売人は客と類似した笑みを浮かべ、どこかへと姿を消した。
♦ ♦ ♦ ♦ ♦
後日、どこかの研究所じみた場所にて、一人の白衣を着た女性が何かをしていた。
「これを使えば例の物が出来るはず。・・・ヒヒヒヒヒヒ」
後半に連れテンション高く言葉を漏らしたのは白衣を着た女性・・・ドクターだ。
はたから見聞きすれば魔女の様な姿と声を上げ、スラム街に選んだマイホーム内で作業をする。
そう、ドクターはスラム街にマイホームを選んだ。
理由は二つある。
一つは暗殺ギルドからとの距離が近いのともう一つはとある理由からだ。
マイホームは外見はそのままだが内装は自分で決められる。なので環境はドクターには問題なく、内装はドクター・・・狂華が働いていた時の研究所と同じ見た目だ。もう辞めてしまった研究所だが未練が無いわけではないのだろう。
そしてドクターは現在マイホームで試験管をずらり、と並べて作業を行っている。
『初級水魔法』スキルで自身と周囲の空間を覆い、『初級火魔法』スキルで空間内の温度を600度まで上げていた。汗に塗れたドクターは脱水なお、笑い続けている。

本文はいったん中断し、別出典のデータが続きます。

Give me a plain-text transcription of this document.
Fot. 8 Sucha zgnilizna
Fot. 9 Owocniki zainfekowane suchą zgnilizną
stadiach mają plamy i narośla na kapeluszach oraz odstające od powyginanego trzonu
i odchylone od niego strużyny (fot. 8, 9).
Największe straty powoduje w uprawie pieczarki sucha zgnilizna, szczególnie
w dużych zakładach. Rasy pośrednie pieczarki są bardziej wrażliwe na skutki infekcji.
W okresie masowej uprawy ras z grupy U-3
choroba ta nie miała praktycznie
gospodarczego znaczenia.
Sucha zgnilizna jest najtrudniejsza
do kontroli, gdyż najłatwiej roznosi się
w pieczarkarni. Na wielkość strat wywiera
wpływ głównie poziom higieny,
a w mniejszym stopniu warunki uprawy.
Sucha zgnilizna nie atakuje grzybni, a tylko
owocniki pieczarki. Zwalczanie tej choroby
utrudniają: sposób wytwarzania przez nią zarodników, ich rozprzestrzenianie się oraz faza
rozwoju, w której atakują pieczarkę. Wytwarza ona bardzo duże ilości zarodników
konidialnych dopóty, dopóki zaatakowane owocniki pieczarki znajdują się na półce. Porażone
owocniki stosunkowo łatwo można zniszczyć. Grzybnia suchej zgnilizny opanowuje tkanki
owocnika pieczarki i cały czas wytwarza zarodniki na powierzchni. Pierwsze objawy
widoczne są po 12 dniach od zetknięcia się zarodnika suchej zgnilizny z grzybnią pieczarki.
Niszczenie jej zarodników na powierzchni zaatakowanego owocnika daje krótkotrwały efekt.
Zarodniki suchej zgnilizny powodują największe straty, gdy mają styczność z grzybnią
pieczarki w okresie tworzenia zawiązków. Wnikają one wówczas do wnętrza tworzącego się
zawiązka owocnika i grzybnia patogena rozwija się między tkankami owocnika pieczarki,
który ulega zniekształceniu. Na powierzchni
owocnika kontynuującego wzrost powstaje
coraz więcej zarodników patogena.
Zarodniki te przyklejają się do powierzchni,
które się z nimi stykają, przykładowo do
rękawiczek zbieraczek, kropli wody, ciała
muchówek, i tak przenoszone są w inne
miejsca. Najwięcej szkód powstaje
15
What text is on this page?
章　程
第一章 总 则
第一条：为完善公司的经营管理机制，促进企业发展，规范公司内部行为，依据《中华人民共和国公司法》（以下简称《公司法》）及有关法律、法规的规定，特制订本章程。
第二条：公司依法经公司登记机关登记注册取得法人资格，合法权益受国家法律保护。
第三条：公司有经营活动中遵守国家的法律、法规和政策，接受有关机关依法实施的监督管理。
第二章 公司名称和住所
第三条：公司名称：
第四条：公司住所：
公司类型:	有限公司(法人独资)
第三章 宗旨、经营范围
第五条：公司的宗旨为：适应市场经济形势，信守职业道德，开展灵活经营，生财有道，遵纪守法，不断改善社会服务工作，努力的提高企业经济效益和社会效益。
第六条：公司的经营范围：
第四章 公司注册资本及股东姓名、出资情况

現状はドクターが試験管に”銀色の液体”を移し替えているところだ。
「そろそろMPが切れそうね・・・ほい」
ドクターは魔力回復ポーションを出し、魔力回復ポーションはすぐに気化してしまう。
しかし気化した魔力回復ポーションを吸い込み、MPを回復するドクター。常人が行うMP回復ではない。
「急速冷凍・・・」
魔法スキルを使い、危険なまで上がった空間温度を下げる。
懐から不透明な赤い鉱石を取り出し・・・。
「『変形』」
スキルを発動し、試験管内の”銀色の液体”を包み込み、さらにその上から布で覆う。
外見は布に覆われた物体をドクターは試験管を高級な綿の入った木箱へと厳重にしまう。
そっと一言。
「はぁ・・・やっと完成した。賢者の石」
暗殺相手の公爵が最も欲している物を所持したドクターは王都内にある公爵邸へと向かった。